I'm starting to think more and more of this blog as a potential book. I just found out that
Da Capo Press is publishing "Cancer is a Bitch: Reflections on Midlife, Mortality, Motherhood and Marriage" by Gail Konop Baker in October 2008. Does that mean that I should axe my title, "The Cancer Bitch Diaries"? I thought of "Cancer Kvetch," but that lacks gravitas. Any ideas, reactions, comments?
2. Public bitch
This weekend Cancer Bitch made her first paid public appearance without hair. I spoke to an audience of strangers (seven students, a professor, and a fellow presenter) at a program on the business of writing at Intellectual University. Beforehand, in the hallway, I saw a number of people who I hadn't seen for a while. I intimated to some of them that chemo had dictated my new henna-head, but didn't tell everyone. Of course I would have answered directly if anyone asked me directly about my lack of hair. I managed to slip in the name of this blog into my presentation; I wanted people to figure out that cancer had led to my latest head-fashion, that this isn't my idea of the most attractive face I could put forward.
3. Peevish bitch
I'm fascinated by memoirs by Iranian women. I guess it's because Iran has been shrouded in mystery and Iranian women have been shrouded in chadors. I've read at least a half dozen of them. The first was Honeymoon in Purdah: An Iranian Journey, a travelogue by Alison Wearing, a Canadian. That doesn't count. The first real one was "Saffron Sky: A Life Between Iran and America" by Gelareh Asayesh, who was an intern at the Miami Herald when I was. I remember her as amazingly beautiful and uncomplaining about having to sit and listen to the police radio for crime news.
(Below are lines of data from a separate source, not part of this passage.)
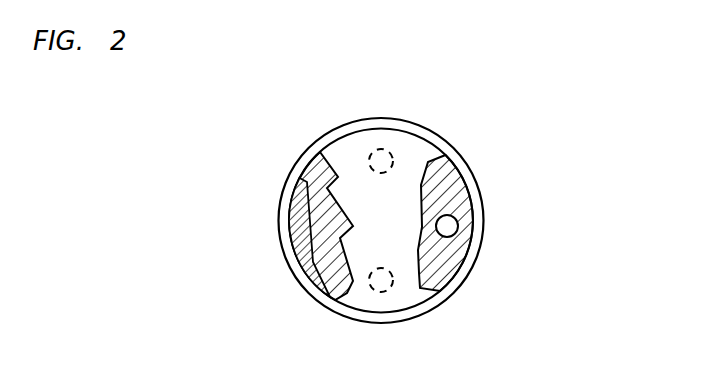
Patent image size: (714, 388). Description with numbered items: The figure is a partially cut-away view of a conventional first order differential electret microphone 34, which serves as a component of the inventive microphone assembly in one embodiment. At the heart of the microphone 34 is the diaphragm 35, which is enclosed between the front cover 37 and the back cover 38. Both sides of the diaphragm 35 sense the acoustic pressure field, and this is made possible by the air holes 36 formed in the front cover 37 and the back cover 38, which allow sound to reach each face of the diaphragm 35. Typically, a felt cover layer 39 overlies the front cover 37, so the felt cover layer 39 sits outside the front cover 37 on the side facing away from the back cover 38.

The FOD electret microphone 34 is at (285, 181).
The diaphragm 35 is at (413, 152).
The air holes 36 is at (386, 148).
The front cover 37 is at (332, 283).
The back cover 38 is at (448, 262).
The felt cover layer 39 is at (293, 232).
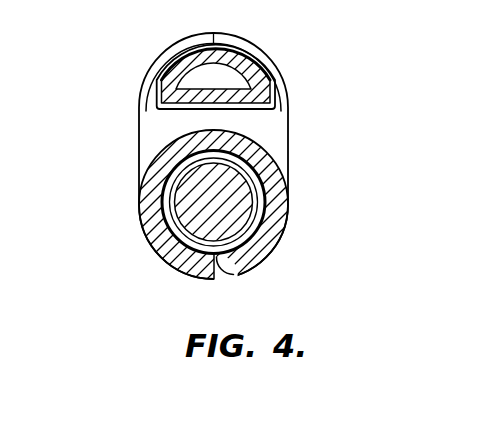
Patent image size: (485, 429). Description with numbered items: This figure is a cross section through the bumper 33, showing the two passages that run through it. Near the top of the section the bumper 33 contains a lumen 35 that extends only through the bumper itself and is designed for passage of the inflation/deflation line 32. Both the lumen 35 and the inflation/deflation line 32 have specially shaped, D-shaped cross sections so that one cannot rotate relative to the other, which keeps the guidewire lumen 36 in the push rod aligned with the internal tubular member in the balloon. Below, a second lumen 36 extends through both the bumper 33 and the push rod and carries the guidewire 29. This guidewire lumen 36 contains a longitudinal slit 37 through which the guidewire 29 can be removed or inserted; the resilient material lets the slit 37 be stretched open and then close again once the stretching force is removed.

The guidewire 29 is at (186, 209).
The inflation/deflation line 32 is at (172, 71).
The bumper 33 is at (288, 138).
The lumen 35 is at (262, 73).
The second lumen 36 is at (257, 209).
The longitudinal slit 37 is at (235, 278).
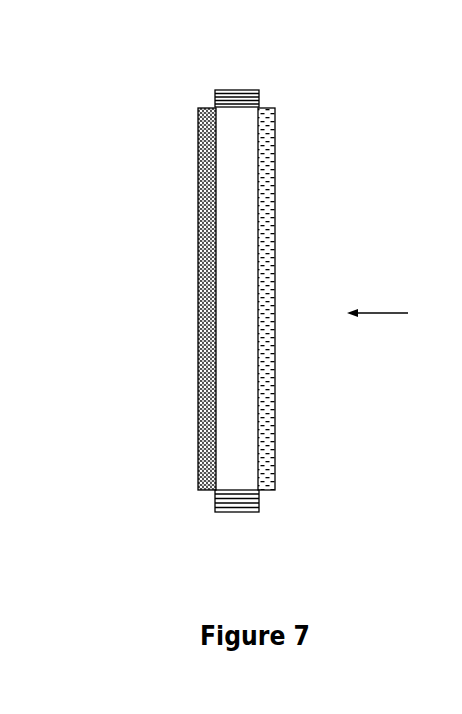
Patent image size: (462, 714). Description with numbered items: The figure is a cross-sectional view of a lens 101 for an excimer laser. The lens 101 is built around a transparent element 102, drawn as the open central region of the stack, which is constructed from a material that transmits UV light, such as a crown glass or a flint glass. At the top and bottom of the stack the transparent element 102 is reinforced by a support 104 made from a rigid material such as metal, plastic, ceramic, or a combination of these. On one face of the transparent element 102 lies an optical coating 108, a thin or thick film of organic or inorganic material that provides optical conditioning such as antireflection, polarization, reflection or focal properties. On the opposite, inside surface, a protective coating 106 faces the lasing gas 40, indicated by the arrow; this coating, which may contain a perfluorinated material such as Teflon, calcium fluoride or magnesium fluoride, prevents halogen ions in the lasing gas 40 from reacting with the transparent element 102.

The lens 101 is at (63, 108).
The transparent element 102 is at (311, 288).
The support 104 is at (308, 306).
The protective coating 106 is at (345, 299).
The optical coating 108 is at (123, 299).
The lasing gas 40 is at (396, 312).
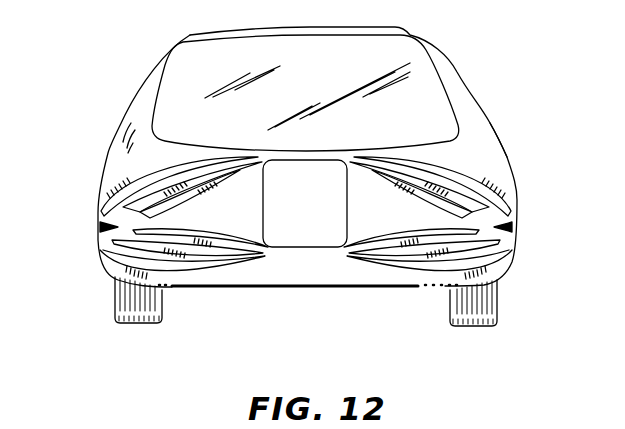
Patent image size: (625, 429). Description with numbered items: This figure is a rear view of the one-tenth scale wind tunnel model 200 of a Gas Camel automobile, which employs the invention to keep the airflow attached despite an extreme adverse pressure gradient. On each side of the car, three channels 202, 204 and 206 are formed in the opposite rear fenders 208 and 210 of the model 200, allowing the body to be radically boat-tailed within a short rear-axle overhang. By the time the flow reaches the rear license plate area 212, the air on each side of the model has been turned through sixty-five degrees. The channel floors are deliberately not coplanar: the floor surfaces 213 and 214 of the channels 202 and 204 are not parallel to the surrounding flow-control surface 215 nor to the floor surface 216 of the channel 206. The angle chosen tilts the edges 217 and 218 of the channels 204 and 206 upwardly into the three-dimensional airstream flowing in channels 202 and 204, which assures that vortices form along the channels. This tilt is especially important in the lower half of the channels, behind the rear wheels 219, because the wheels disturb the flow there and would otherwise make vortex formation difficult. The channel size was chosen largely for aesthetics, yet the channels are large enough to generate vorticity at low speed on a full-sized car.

The wind tunnel model 200 is at (457, 71).
The channel 202 is at (100, 227).
The channel 204 is at (130, 228).
The channel 206 is at (213, 224).
The rear fender 208 is at (104, 165).
The rear fender 210 is at (488, 150).
The rear license plate area 212 is at (322, 222).
The floor surface 213 is at (453, 300).
The floor surface 214 is at (458, 287).
The flow-control surface 215 is at (498, 300).
The floor surface 216 is at (382, 232).
The edge 217 is at (422, 232).
The edge 218 is at (418, 228).
The rear wheel 219 is at (130, 323).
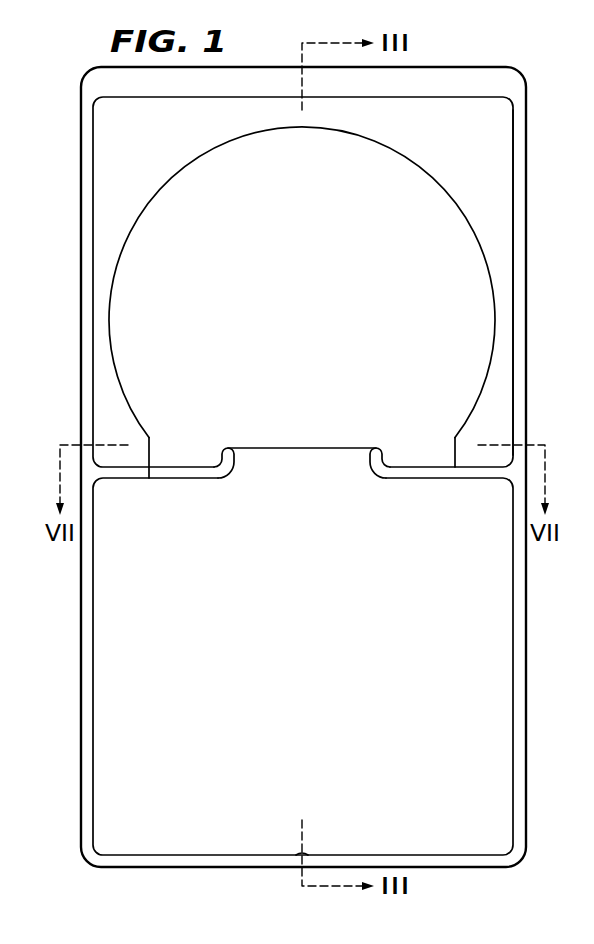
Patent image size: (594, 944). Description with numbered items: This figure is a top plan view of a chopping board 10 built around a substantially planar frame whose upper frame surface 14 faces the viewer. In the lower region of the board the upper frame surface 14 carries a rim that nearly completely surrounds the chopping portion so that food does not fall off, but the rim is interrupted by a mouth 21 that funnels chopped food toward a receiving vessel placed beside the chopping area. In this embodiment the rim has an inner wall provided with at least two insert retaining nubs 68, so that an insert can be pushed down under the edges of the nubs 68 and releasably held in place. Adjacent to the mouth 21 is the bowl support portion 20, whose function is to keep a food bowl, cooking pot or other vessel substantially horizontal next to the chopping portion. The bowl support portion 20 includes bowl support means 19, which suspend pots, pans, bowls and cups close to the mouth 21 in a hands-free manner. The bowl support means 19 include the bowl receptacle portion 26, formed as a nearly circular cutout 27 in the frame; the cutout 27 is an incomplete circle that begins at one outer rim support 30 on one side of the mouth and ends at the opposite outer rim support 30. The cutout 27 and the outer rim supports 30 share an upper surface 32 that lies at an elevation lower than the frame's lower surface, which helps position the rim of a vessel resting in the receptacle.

The chopping board 10 is at (544, 293).
The upper frame surface 14 is at (108, 580).
The bowl support means 19 is at (155, 404).
The bowl support portion 20 is at (271, 282).
The mouth 21 is at (350, 438).
The bowl receptacle portion 26 is at (306, 282).
The cutout 27 is at (117, 268).
The outer rim supports 30 is at (458, 436).
The upper surface 32 is at (502, 367).
The insert retaining nubs 68 is at (236, 460).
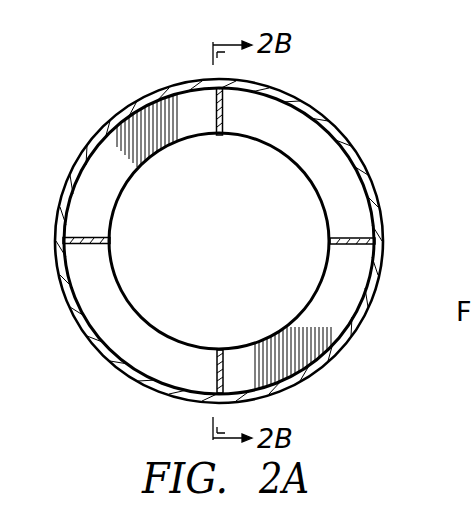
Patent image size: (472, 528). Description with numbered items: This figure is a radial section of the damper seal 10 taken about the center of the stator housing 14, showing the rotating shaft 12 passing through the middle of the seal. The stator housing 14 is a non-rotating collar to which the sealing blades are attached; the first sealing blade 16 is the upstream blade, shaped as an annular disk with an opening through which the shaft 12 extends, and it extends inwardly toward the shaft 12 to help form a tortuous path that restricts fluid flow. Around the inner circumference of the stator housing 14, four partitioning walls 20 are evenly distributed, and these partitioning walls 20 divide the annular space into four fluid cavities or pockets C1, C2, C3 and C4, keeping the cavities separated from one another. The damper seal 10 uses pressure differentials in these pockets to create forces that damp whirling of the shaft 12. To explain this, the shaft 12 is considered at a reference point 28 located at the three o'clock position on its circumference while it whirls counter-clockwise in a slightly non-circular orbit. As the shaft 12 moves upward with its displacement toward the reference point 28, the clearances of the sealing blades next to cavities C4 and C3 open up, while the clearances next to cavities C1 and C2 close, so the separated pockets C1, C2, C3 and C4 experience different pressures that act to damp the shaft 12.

The damper seal 10 is at (245, 227).
The shaft 12 is at (237, 250).
The stator housing 14 is at (302, 101).
The first sealing blade 16 is at (347, 185).
The partitioning walls 20 is at (222, 112).
The reference point 28 is at (331, 245).
The fluid cavity C1 is at (140, 139).
The fluid cavity C2 is at (328, 162).
The fluid cavity C3 is at (303, 340).
The fluid cavity C4 is at (128, 335).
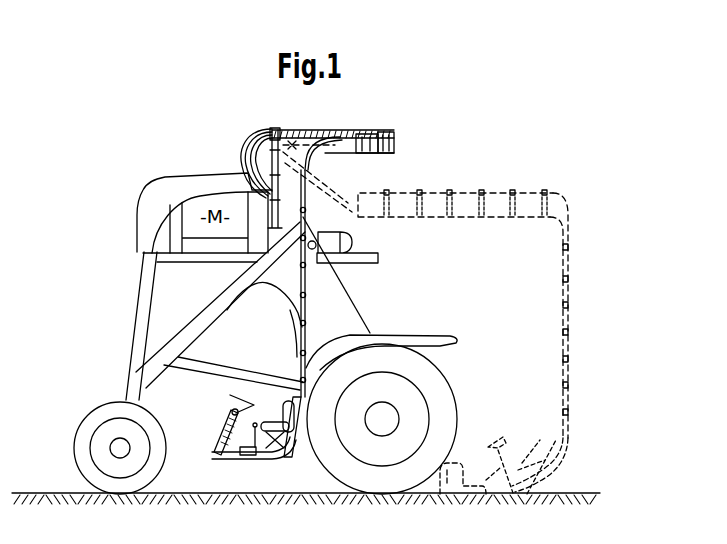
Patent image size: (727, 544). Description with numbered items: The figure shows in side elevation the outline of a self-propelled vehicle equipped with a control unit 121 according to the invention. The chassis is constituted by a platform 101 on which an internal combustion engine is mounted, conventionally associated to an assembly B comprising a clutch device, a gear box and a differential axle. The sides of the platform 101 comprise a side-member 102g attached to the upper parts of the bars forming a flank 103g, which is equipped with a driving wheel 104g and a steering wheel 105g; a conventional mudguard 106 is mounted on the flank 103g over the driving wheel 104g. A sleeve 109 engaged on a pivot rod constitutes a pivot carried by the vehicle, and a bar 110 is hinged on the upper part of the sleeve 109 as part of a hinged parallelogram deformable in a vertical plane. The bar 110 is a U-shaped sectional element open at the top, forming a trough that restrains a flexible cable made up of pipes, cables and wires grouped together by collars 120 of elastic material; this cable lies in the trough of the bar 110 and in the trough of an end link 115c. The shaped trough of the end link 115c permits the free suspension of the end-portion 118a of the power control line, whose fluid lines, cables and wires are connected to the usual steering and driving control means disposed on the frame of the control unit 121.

The platform 101 is at (205, 268).
The side-member 102g is at (182, 261).
The flank 103g is at (186, 323).
The driving wheel 104g is at (441, 397).
The steering wheel 105g is at (88, 422).
The mudguard 106 is at (433, 335).
The sleeve 109 is at (262, 163).
The bar 110 is at (306, 134).
The end link 115c is at (396, 146).
The end-portion of power control line 118a is at (306, 307).
The collars 120 is at (300, 352).
The control unit 121 is at (219, 426).
The assembly B is at (346, 240).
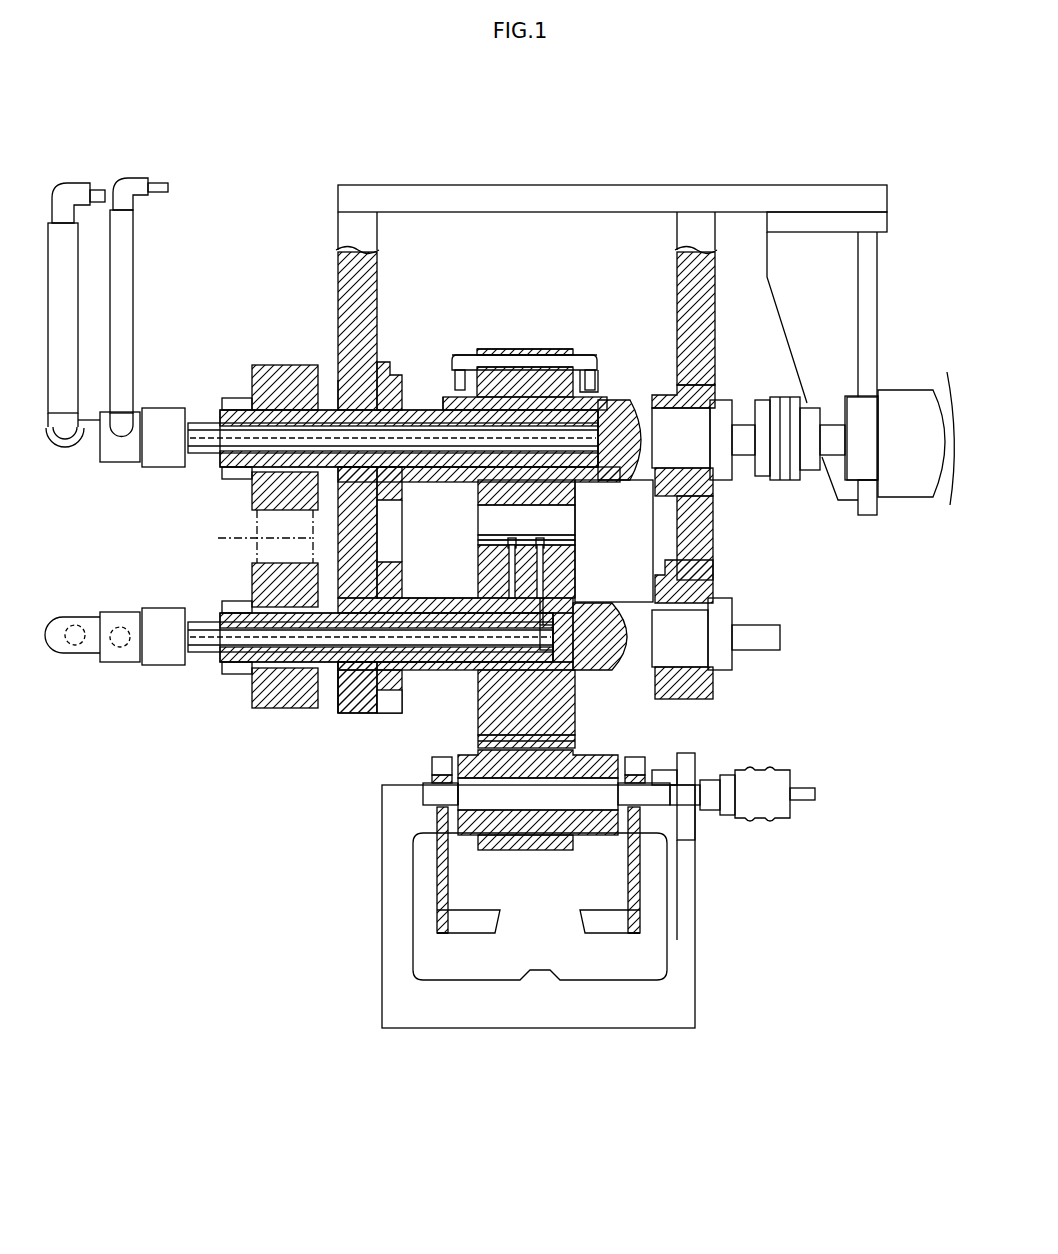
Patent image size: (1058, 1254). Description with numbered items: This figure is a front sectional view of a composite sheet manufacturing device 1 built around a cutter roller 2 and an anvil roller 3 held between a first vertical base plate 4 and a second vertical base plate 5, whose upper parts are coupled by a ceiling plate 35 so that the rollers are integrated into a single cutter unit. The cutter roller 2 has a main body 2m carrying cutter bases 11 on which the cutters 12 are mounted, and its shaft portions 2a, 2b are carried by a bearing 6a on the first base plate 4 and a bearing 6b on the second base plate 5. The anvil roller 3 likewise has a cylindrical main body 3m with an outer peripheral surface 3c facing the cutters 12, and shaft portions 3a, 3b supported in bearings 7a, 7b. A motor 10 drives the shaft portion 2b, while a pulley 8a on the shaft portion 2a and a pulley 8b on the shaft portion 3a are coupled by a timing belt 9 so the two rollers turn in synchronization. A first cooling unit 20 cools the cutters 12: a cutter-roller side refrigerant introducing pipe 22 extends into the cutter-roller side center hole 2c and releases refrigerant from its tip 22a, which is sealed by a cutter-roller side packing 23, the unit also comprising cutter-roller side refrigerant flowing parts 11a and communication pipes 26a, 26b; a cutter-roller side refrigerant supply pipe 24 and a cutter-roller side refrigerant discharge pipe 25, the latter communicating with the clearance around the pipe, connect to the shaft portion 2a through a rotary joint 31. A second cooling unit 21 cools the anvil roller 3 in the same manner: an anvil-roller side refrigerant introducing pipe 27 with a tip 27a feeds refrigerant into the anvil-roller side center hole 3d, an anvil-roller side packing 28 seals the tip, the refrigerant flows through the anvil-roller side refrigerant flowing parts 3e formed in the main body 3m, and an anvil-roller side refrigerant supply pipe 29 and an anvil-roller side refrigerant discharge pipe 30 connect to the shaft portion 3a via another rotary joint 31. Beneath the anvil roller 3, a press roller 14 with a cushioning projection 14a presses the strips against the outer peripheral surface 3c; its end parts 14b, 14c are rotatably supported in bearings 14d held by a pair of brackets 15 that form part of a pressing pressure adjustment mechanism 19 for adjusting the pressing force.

The composite sheet manufacturing device 1 is at (700, 168).
The cutter roller 2 is at (628, 400).
The shaft portion 2a is at (382, 378).
The shaft portion 2b is at (716, 410).
The cutter-roller side center hole 2c is at (470, 390).
The main body 2m is at (490, 485).
The anvil roller 3 is at (565, 692).
The shaft portion 3a is at (385, 682).
The shaft portion 3b is at (690, 635).
The outer peripheral surface 3c is at (577, 540).
The anvil-roller side center hole 3d is at (410, 615).
The anvil-roller side refrigerant flowing part 3e is at (526, 520).
The main body 3m is at (478, 692).
The first vertical base plate 4 is at (345, 240).
The second vertical base plate 5 is at (722, 232).
The bearing 6a is at (338, 392).
The bearing 6b is at (690, 394).
The bearing 7a is at (318, 682).
The bearing 7b is at (712, 680).
The pulley 8a is at (262, 493).
The pulley 8b is at (262, 580).
The timing belt 9 is at (244, 536).
The motor 10 is at (905, 388).
The cutter base 11 is at (528, 352).
The cutter-roller side refrigerant flowing part 11a is at (505, 350).
The cutter 12 is at (577, 515).
The press roller 14 is at (505, 822).
The cushioning projection 14a is at (478, 742).
The end part 14b is at (452, 795).
The end part 14c is at (616, 822).
The bearing 14d is at (432, 806).
The bracket 15 is at (437, 892).
The pressing pressure adjustment mechanism 19 is at (430, 876).
The first cooling unit 20 is at (575, 340).
The second cooling unit 21 is at (550, 607).
The cutter-roller side refrigerant introducing pipe 22 is at (408, 425).
The tip 22a is at (680, 484).
The cutter-roller side packing 23 is at (560, 372).
The cutter-roller side refrigerant supply pipe 24 is at (68, 182).
The cutter-roller side refrigerant discharge pipe 25 is at (136, 178).
The communication pipe 26a is at (600, 366).
The communication pipe 26b is at (458, 362).
The anvil-roller side refrigerant introducing pipe 27 is at (262, 634).
The tip 27a is at (556, 645).
The anvil-roller side packing 28 is at (545, 620).
The anvil-roller side refrigerant supply pipe 29 is at (85, 655).
The anvil-roller side refrigerant discharge pipe 30 is at (118, 655).
The rotary joint 31 is at (164, 408).
The ceiling plate 35 is at (524, 192).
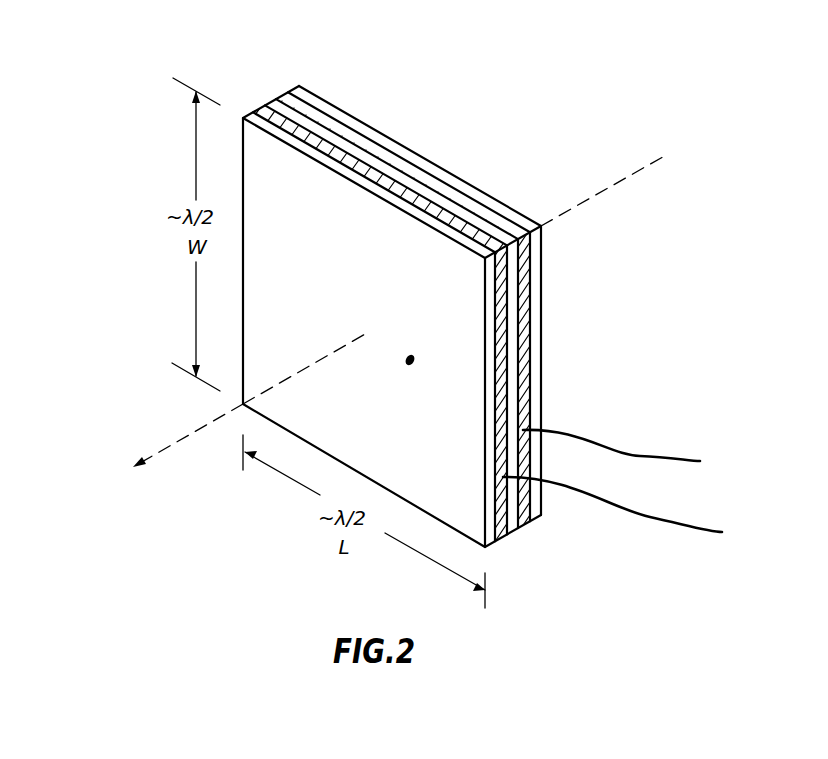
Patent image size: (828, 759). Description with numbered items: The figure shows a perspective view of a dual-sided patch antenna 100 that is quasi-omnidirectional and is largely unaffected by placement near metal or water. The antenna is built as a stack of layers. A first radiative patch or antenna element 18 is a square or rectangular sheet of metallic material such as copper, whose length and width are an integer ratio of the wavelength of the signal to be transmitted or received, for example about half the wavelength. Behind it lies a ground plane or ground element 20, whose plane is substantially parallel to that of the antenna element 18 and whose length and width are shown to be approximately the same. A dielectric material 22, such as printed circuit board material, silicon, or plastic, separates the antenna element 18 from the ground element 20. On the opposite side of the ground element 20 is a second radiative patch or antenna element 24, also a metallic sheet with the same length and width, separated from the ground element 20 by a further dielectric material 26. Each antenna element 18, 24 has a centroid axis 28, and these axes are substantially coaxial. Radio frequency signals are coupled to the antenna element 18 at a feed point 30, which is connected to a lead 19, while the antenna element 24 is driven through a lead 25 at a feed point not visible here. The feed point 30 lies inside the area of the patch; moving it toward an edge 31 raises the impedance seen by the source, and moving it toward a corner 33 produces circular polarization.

The dual-sided patch antenna 100 is at (554, 79).
The first radiative patch or antenna element 18 is at (318, 243).
The lead 19 is at (640, 512).
The ground plane or ground element 20 is at (273, 102).
The dielectric material 22 is at (257, 105).
The second radiative patch or antenna element 24 is at (530, 220).
The lead 25 is at (635, 452).
The dielectric material 26 is at (513, 220).
The centroid axis 28 is at (195, 427).
The feed point 30 is at (411, 357).
The edge 31 is at (485, 395).
The corner 33 is at (482, 543).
I've read a number of memoirs since. I was immediately skeptical of Azar Nafisi's "Reading Lolita in Tehran: A Memoir in Books," because it paints American and British literature as be-alls and end-alls. The book seems to exist in order to make Americans feel good about our literature. (I admit I read aloud from the book when I taught The Great Gatsby.) There's a new book, "Jasmine and Stars: Reading More Than Lolita in Tehran" by Fatemeh Keshavarz, which criticizes Nafisi for stereotyping Iranian women. I'm planning to go to Keshavarz's reading May 30 at Women & Children First to see if she addresses my concerns. But that's not the peevish part. This is it: I'm reading a memoir by an Iranian woman, who will go unnamed. The book is supposed to be poetic. I'm feeling bad because here's someone writing a bestseller in her second or third language, and she's ten years younger that I am. Both treasonable offenses. And as I go along, I notice that she misuses words. She is not adept at English. Didn't anyone else notice? Apparently the reviewers didn't. So I am alone in my peevishness. And peevish about that.
4. Chemo bitch
My third chemo session is tomorrow. P is accompanying me. She will grade papers and I will read the above unsatisfying but still interesting Iranian memoir.
5. A confused bitch
The latest piece I like by an Iranian-American woman is the short "Iranian Women" by Mojdeh Marashi in "Let Me Tell You Where I've Been: New Writing by Women of the Iranian Diaspora," edited by Persis M. Karim. It consists of three very similar scenes of secular and religious women eyeing one another on the street. Cancer Bitch likes repetition. As in reggae. As in Philip Glass. As in drumming. Gregorian chants. And certain poetry, like the pantoum. And in Etel Adnan's "Paris, When It's Naked," which I discovered and bought at Small Press Distribution in Berkeley. I remember walking to SPD. It was both a warehouse and a store. From its website I can't tell whether you can still go into SPD and buy books. You'd think a person would be able to tell, but it such things can be difficult in the 21st century. You try it.